Our delicious remake of this classic dessert has roughly half the butter and sugar of a traditional crisp, plus extra fiber to boot!
What you'll need
THE TOPPING:
- 3/4 cup rolled oats
- 1/2 cup chopped walnuts
- 1/3 cup brown sugar
- 1/8 cup whole wheat flour
- 1/8 cup white flour
- 3 tablespoons butter, at room temperature
- 1/2 teaspoon cinnamon
- 1/4 teaspoon nutmeg
THE FILLING:
- 6 cups peeled and sliced fruit, such as apples, pears, or peaches
- 1/3 cup maple syrup
- 1 tablespoon cornstarch
Helpful Tip:
Mix the ingredients for the fruit crisp topping with your fingers or a fork to help distribute the butter more evenly and create a uniform texture.
How to make it
- Heat the oven to 375 degrees, then grease a 9-inch square baking pan. In a medium bowl, mix together the topping ingredients until they resemble coarse crumbs (see tip below).
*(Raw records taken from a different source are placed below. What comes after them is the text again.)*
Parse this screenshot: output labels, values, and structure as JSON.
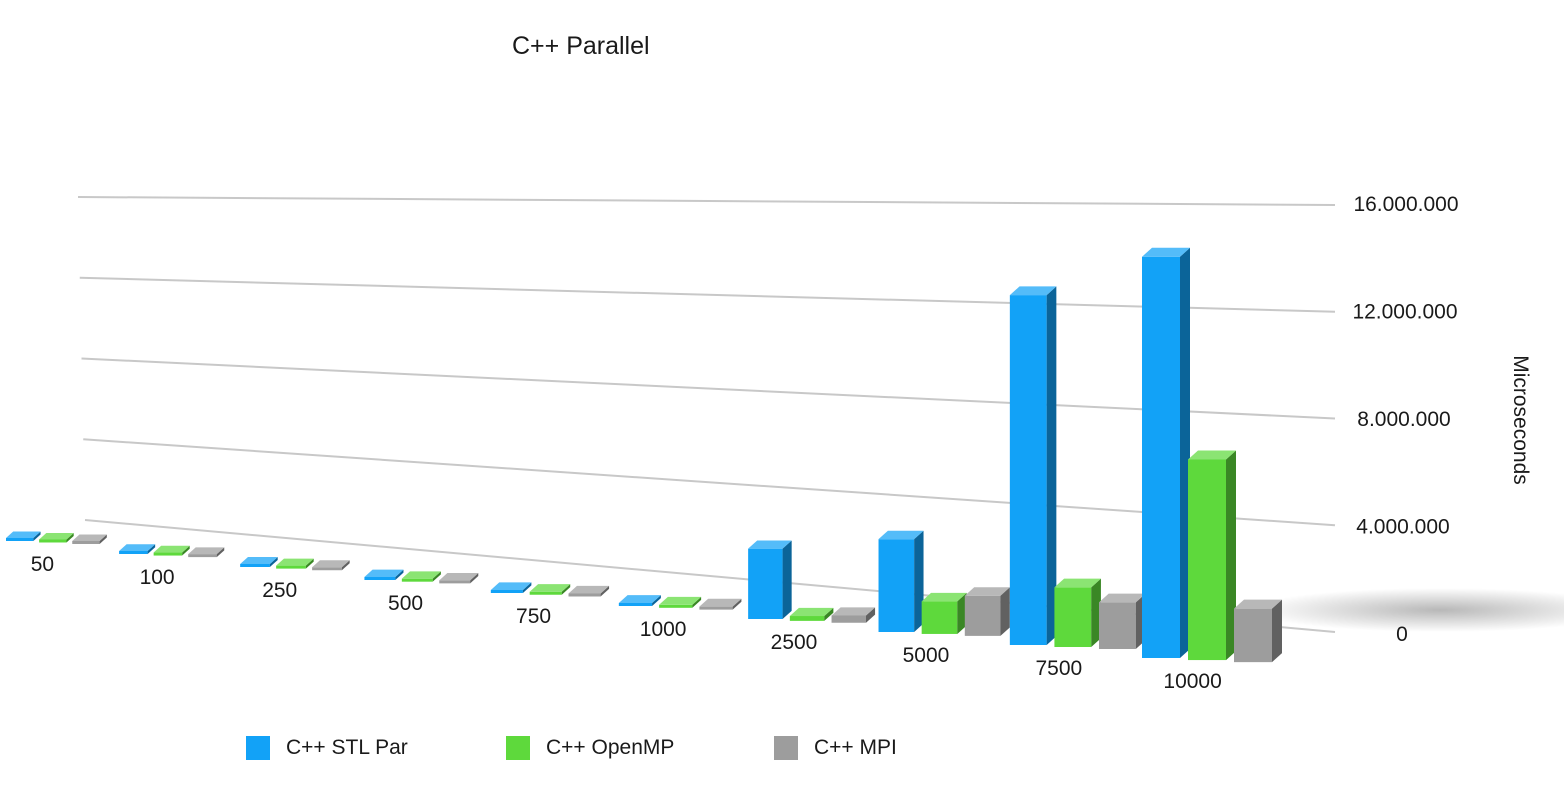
{
  "chart_data": {
    "type": "bar",
    "title": "C++ Parallel",
    "xlabel": "",
    "ylabel": "Microseconds",
    "categories": [
      "50",
      "100",
      "250",
      "500",
      "750",
      "1000",
      "2500",
      "5000",
      "7500",
      "10000"
    ],
    "series": [
      {
        "name": "C++ STL Par",
        "color": "#12a2f7",
        "values": [
          20000,
          30000,
          40000,
          60000,
          90000,
          120000,
          2900000,
          3700000,
          13500000,
          15000000
        ]
      },
      {
        "name": "C++ OpenMP",
        "color": "#5ed93c",
        "values": [
          5000,
          10000,
          15000,
          20000,
          30000,
          40000,
          200000,
          1300000,
          2300000,
          7500000
        ]
      },
      {
        "name": "C++ MPI",
        "color": "#9d9d9d",
        "values": [
          5000,
          10000,
          15000,
          20000,
          30000,
          40000,
          300000,
          1600000,
          1800000,
          2000000
        ]
      }
    ],
    "ylim": [
      0,
      16000000
    ],
    "yticks": [
      "0",
      "4.000.000",
      "8.000.000",
      "12.000.000",
      "16.000.000"
    ],
    "ytick_values": [
      0,
      4000000,
      8000000,
      12000000,
      16000000
    ],
    "grid": true,
    "legend": "bottom"
  }
}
- In a separate bowl, toss together the fruit, syrup, and cornstarch. Transfer the filling to the baking pan, then spoon the oat mixture evenly on top. Bake until the topping is golden brown, about 30 minutes. Serves 8.
Nutritional Information
Per serving (1/8 recipe): Calories 247 ● Total Fat 10 g (15% DV) ● Saturated Fat 3 g (15% DV) ● Cholesterol 11 mg (4% DV) ● Sodium 40 mg (2% DV) ● Total Carbohydrate 40 g (13% DV) ● Fiber 4 g (17% DV) ● Sugars 26 g ● Protein 4 g (7% DV)
Percent daily values are based on a 2,000-calorie diet. Your daily values may be higher or lower depending on your calorie needs.